Only the PADI Discover Scuba Diving program or a PADI Member’s self-authored pool demonstrations, also known as ‘try dive’ experiences, in swimming pools in depths shallow enough in which to stand, may be conducted at a PADI 5 Star facility. As these are not PADI Discover Scuba Diving programs, PADI Discover Scuba Diving standards and materials are not to be used and the experiences are not to be advertised as “PADI” experiences or identified as “Discover Scuba Diving” or “DSD”.

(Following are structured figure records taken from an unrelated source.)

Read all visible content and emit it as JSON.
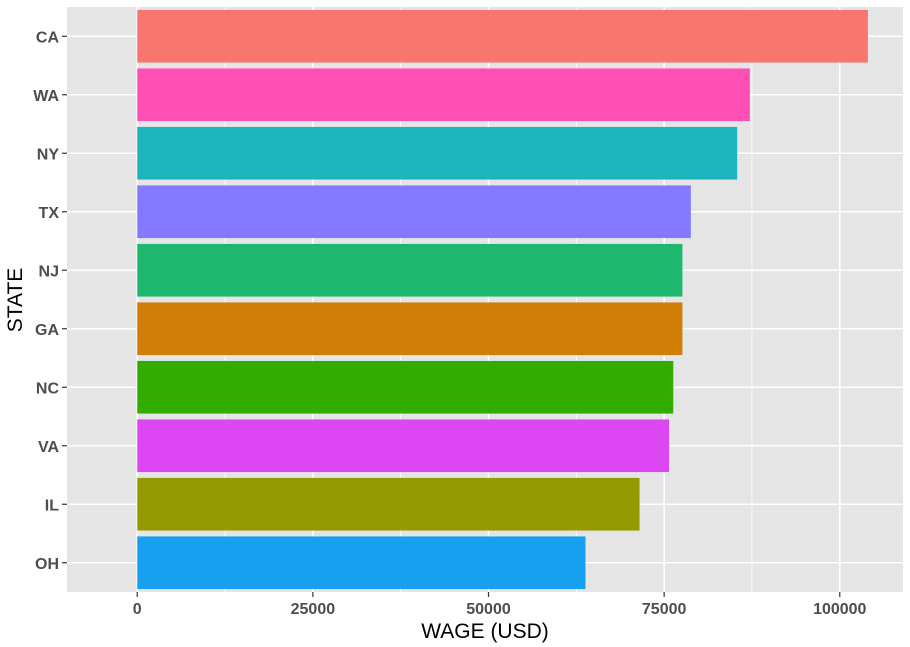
{
  "chart_data": {
    "type": "bar",
    "orientation": "horizontal",
    "title": "",
    "xlabel": "WAGE (USD)",
    "ylabel": "STATE",
    "xlim": [
      -10000,
      109000
    ],
    "x_ticks": [
      0,
      25000,
      50000,
      75000,
      100000
    ],
    "x_tick_labels": [
      "0",
      "25000",
      "50000",
      "75000",
      "100000"
    ],
    "categories": [
      "CA",
      "WA",
      "NY",
      "TX",
      "NJ",
      "GA",
      "NC",
      "VA",
      "IL",
      "OH"
    ],
    "values": [
      104000,
      87200,
      85400,
      78800,
      77600,
      77600,
      76300,
      75700,
      71500,
      63800
    ],
    "colors": [
      "#F8766D",
      "#FF4FB4",
      "#1CB5BD",
      "#8479FF",
      "#1DB86E",
      "#D17E06",
      "#33AC00",
      "#DC47F3",
      "#959A03",
      "#17A0F0"
    ],
    "grid": true,
    "legend": "none",
    "panel_background": "#E5E5E5",
    "grid_color": "#FFFFFF"
  }
}
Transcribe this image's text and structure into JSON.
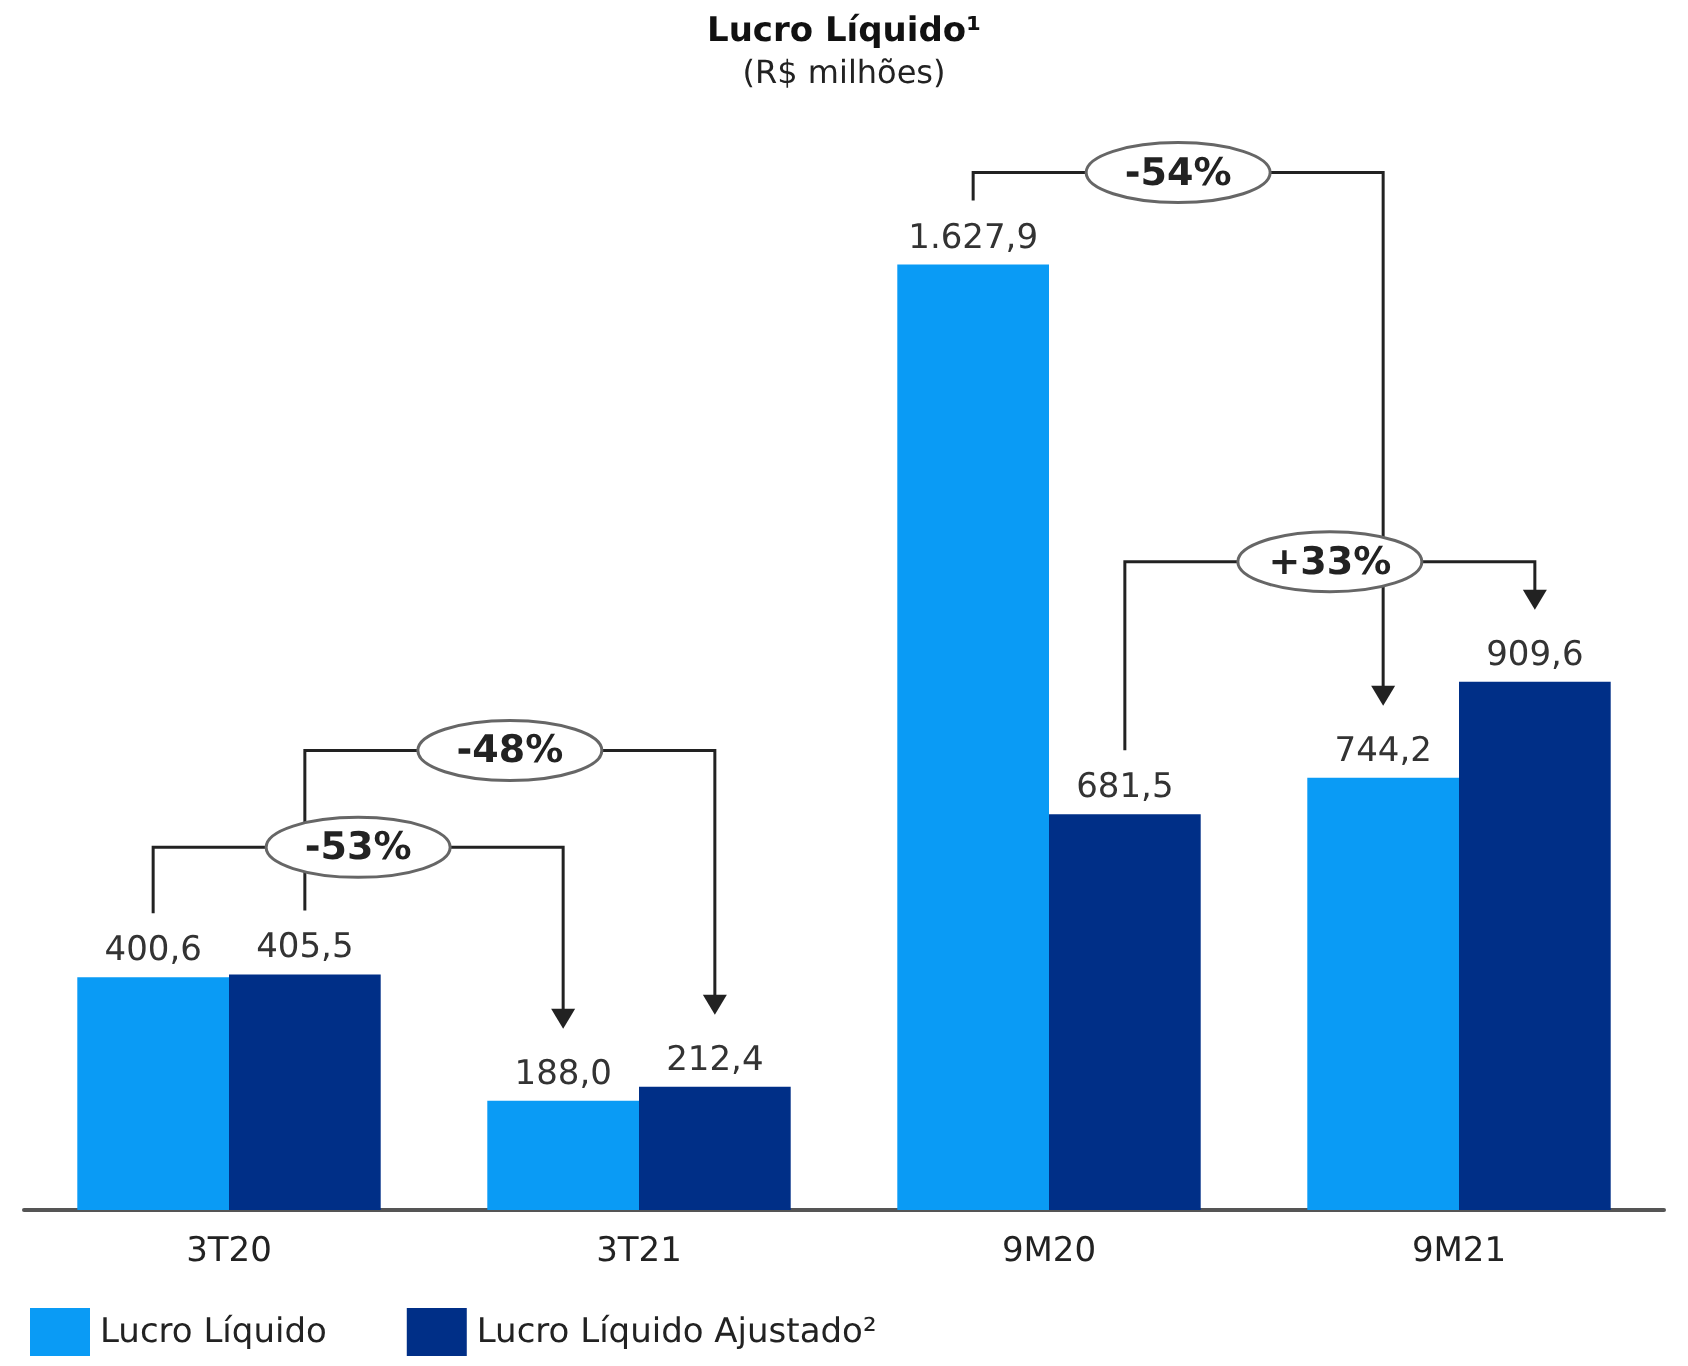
{
  "chart_data": {
    "type": "bar",
    "title": "Lucro Líquido¹",
    "subtitle": "(R$ milhões)",
    "categories": [
      "3T20",
      "3T21",
      "9M20",
      "9M21"
    ],
    "series": [
      {
        "name": "Lucro Líquido",
        "color": "#0a9bf5",
        "values": [
          400.6,
          188.0,
          1627.9,
          744.2
        ],
        "value_labels": [
          "400,6",
          "188,0",
          "1.627,9",
          "744,2"
        ]
      },
      {
        "name": "Lucro Líquido Ajustado²",
        "color": "#002f87",
        "values": [
          405.5,
          212.4,
          681.5,
          909.6
        ],
        "value_labels": [
          "405,5",
          "212,4",
          "681,5",
          "909,6"
        ]
      }
    ],
    "annotations": [
      "-54%",
      "+33%",
      "-48%",
      "-53%"
    ],
    "legend": "bottom left"
  }
}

As most professional liability insurance policies require the use of a liability release and medical statement as a condition of coverage, the Try Diving Pool Event release (see PADI Pros’ Site, Forms and Applications, Statement of Risks – Liability Releases) may be used for that purpose. While this document is sufficient for PADI-endorsed professional liability policies (of course, all other policy terms and conditions will apply), if you carry professional liability insurance from other sources, it’s important to confirm with your insurance underwriter that this document will meet the underwriter’s requirements. Additionally, you may choose to use your store logo when creating administrative documents or promoting “try dive” programs, but not PADI trademarks or logos, as these are not PADI programs and should not be presented as such.